Some students have already signed year-long leases in the area, and others who will want to transfer say the timeline for getting into another California State University campus before next fall has already passed.

Marcus Ziemer, the men’s soccer coach, said the vast majority of the school’s 227 student-athletes have already entered the NCAA transfer portal, but coaches and players with spring seasons are now scrambling to balance continuing to compete while helping players take other campus visits and navigate recruitment negotiations.

Emiria Salzmann, the women’s soccer coach, told KQED last week that most schools looking for a new coach for a fall sport like soccer have already wrapped up their hiring process for the upcoming season.

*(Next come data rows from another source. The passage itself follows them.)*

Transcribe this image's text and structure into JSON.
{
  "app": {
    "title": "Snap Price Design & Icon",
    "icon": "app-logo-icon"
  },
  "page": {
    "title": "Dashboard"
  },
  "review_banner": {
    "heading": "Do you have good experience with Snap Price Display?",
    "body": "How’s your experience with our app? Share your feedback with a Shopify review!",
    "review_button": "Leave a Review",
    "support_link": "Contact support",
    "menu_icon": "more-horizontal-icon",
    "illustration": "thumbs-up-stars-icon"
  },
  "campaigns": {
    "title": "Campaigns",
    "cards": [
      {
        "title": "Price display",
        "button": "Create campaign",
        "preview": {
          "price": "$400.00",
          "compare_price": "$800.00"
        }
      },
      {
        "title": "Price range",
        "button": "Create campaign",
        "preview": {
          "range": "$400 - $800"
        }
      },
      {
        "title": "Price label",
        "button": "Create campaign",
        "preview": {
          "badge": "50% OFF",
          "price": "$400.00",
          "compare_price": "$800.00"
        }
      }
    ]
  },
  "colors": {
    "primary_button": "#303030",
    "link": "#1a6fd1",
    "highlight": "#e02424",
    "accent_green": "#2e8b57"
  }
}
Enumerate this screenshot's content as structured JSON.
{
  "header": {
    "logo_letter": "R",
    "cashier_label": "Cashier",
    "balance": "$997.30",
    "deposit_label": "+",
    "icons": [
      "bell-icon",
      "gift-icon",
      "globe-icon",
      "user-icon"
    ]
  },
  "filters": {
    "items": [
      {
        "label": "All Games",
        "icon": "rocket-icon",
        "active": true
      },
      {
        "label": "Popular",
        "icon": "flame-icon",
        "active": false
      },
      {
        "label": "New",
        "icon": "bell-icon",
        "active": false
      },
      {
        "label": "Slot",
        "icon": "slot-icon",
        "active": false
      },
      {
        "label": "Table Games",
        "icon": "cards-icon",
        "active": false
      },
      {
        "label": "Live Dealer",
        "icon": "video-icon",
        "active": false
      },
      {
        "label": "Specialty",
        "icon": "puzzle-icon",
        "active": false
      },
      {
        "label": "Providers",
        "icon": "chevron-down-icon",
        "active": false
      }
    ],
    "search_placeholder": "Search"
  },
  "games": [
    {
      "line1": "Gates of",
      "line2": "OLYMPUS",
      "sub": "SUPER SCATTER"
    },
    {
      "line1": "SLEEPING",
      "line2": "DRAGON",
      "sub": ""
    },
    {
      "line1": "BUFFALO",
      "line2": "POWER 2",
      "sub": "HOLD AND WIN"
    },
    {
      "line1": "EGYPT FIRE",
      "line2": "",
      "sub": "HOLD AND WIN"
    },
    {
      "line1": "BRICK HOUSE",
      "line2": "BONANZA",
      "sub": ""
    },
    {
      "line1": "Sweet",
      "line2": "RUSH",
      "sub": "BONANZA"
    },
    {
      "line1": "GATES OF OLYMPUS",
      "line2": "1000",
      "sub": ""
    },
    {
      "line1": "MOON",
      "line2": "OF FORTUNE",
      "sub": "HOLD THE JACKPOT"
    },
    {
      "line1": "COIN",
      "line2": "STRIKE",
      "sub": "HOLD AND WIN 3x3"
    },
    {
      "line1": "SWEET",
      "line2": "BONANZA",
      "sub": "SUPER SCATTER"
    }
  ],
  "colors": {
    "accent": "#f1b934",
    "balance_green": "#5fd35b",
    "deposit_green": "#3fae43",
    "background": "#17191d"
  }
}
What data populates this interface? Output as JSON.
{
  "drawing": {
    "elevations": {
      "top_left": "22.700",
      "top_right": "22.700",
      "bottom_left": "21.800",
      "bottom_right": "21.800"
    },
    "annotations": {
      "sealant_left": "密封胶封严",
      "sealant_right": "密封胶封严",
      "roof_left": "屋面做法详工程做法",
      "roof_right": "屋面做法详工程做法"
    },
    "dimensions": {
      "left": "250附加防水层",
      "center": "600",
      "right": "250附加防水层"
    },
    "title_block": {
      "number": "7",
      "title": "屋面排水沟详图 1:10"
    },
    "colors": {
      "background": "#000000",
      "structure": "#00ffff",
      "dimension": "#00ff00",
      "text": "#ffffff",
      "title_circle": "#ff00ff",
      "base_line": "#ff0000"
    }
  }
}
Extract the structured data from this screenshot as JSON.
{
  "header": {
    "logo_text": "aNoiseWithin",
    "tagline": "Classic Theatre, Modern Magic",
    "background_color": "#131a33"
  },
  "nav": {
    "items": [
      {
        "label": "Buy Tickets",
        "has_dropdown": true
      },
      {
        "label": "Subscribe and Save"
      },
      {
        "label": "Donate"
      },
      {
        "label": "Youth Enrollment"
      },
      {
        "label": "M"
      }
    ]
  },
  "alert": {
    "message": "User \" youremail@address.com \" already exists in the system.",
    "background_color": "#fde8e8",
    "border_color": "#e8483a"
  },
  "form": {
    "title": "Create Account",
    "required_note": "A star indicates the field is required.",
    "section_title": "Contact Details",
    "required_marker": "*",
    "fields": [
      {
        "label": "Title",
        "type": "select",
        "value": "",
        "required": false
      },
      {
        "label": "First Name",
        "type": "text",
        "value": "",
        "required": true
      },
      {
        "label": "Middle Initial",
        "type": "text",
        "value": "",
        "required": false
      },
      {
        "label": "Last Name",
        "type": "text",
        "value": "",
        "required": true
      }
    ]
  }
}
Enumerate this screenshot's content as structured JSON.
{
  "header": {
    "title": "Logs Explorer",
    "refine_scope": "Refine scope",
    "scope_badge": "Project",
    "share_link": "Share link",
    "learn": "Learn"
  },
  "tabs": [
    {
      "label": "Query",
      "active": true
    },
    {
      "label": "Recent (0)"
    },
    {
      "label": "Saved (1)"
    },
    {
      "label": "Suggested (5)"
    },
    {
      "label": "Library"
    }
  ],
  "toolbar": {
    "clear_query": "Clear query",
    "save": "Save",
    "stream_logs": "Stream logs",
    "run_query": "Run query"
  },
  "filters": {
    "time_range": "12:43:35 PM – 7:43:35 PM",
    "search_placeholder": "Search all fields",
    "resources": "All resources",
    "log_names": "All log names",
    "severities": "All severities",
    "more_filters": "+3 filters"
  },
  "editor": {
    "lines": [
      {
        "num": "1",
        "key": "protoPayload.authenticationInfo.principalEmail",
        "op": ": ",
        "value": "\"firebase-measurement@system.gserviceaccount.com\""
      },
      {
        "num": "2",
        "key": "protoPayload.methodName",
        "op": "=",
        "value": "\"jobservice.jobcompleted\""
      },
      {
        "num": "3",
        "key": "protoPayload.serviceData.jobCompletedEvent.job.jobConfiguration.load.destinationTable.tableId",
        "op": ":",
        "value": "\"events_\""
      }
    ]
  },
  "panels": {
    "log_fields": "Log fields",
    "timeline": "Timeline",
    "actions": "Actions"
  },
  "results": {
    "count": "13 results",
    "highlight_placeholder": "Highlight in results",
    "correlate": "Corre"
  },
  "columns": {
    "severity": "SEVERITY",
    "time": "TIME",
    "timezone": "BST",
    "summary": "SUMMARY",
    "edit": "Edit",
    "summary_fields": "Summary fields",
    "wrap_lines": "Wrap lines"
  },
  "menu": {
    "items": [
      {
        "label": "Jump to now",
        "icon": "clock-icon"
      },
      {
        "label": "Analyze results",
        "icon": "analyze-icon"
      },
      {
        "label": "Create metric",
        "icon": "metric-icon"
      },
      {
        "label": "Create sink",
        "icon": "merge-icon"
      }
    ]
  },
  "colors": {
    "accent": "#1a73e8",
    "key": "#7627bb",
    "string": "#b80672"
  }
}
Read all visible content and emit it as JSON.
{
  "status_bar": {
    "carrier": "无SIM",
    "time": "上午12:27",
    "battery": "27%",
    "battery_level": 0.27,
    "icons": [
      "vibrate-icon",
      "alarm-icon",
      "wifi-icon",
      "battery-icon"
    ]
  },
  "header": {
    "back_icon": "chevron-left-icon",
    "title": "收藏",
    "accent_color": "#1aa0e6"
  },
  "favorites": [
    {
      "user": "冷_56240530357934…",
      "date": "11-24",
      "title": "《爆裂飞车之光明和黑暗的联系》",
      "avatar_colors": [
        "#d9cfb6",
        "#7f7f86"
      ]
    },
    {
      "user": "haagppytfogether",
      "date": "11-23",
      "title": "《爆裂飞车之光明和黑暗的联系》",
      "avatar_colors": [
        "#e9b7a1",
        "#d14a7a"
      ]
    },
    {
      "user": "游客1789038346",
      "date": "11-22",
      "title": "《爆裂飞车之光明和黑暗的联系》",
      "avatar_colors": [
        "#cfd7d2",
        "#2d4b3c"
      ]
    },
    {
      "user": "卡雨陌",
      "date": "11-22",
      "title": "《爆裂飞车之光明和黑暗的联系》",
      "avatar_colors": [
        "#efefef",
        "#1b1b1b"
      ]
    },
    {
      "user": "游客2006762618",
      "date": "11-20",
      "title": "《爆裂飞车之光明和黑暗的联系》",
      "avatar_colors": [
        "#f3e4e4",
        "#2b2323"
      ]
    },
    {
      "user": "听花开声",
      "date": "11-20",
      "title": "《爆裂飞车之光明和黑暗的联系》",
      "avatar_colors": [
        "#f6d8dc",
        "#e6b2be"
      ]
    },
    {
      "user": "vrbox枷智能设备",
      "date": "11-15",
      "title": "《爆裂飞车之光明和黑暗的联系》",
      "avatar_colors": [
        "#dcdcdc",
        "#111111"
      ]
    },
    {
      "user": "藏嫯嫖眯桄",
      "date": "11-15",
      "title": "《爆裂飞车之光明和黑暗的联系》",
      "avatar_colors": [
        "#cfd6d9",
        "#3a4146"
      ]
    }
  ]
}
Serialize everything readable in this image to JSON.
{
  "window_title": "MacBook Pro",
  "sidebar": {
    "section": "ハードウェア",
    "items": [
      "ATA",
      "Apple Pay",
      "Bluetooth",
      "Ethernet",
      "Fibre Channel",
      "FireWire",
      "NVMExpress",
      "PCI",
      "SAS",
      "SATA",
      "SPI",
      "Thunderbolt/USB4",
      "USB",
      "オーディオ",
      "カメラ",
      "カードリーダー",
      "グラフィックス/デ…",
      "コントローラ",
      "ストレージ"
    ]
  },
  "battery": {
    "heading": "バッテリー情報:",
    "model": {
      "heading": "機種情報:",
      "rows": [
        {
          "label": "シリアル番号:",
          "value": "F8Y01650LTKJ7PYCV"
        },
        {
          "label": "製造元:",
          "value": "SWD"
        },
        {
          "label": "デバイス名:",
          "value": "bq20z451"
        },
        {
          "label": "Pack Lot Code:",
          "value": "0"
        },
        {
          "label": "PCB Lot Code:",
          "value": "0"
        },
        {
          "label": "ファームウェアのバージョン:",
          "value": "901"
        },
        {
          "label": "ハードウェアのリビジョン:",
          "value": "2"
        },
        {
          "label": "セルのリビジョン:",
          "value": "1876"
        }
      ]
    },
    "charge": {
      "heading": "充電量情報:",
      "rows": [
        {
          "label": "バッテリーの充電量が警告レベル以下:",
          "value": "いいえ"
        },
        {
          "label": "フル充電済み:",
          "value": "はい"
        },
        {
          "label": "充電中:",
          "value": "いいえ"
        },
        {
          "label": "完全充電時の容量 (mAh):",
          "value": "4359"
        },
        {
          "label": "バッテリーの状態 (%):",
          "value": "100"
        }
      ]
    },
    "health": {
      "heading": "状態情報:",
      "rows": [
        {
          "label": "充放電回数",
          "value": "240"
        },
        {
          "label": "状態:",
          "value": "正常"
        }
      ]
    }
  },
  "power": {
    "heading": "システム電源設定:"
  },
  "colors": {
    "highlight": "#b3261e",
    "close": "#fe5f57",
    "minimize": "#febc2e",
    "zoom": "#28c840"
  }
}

Sonoma State alumni, students and staff dominated the CSU Board of Trustees meeting’s public comment this week, where the school was required to present a balanced budget that was ultimately accepted by the board.

Lianna Hartmour, a 2007 alum of the Women and Gender Studies Department, one of six being shut down, told the trustees that she owed her career to the degree program at Sonoma State.

“WGS [Women and Gender Studies] is a vital career-based major, which is a stated priority for the CSU system,” she said during public comment on Tuesday. “Like many WGS graduates, I got my first job out of college, where I had my WGS internship. I went to UCLA for grad school because of the WGS research.”

Hartmour is now the president of Sonoma County’s Sexual Assault Prevention, Intervention, and Healing Center and works as a programming director at Zero Breast Cancer, a program aiming to reduce the risk of the disease.

“WGS is vital to employment in Sonoma County and beyond,” she told the trustees.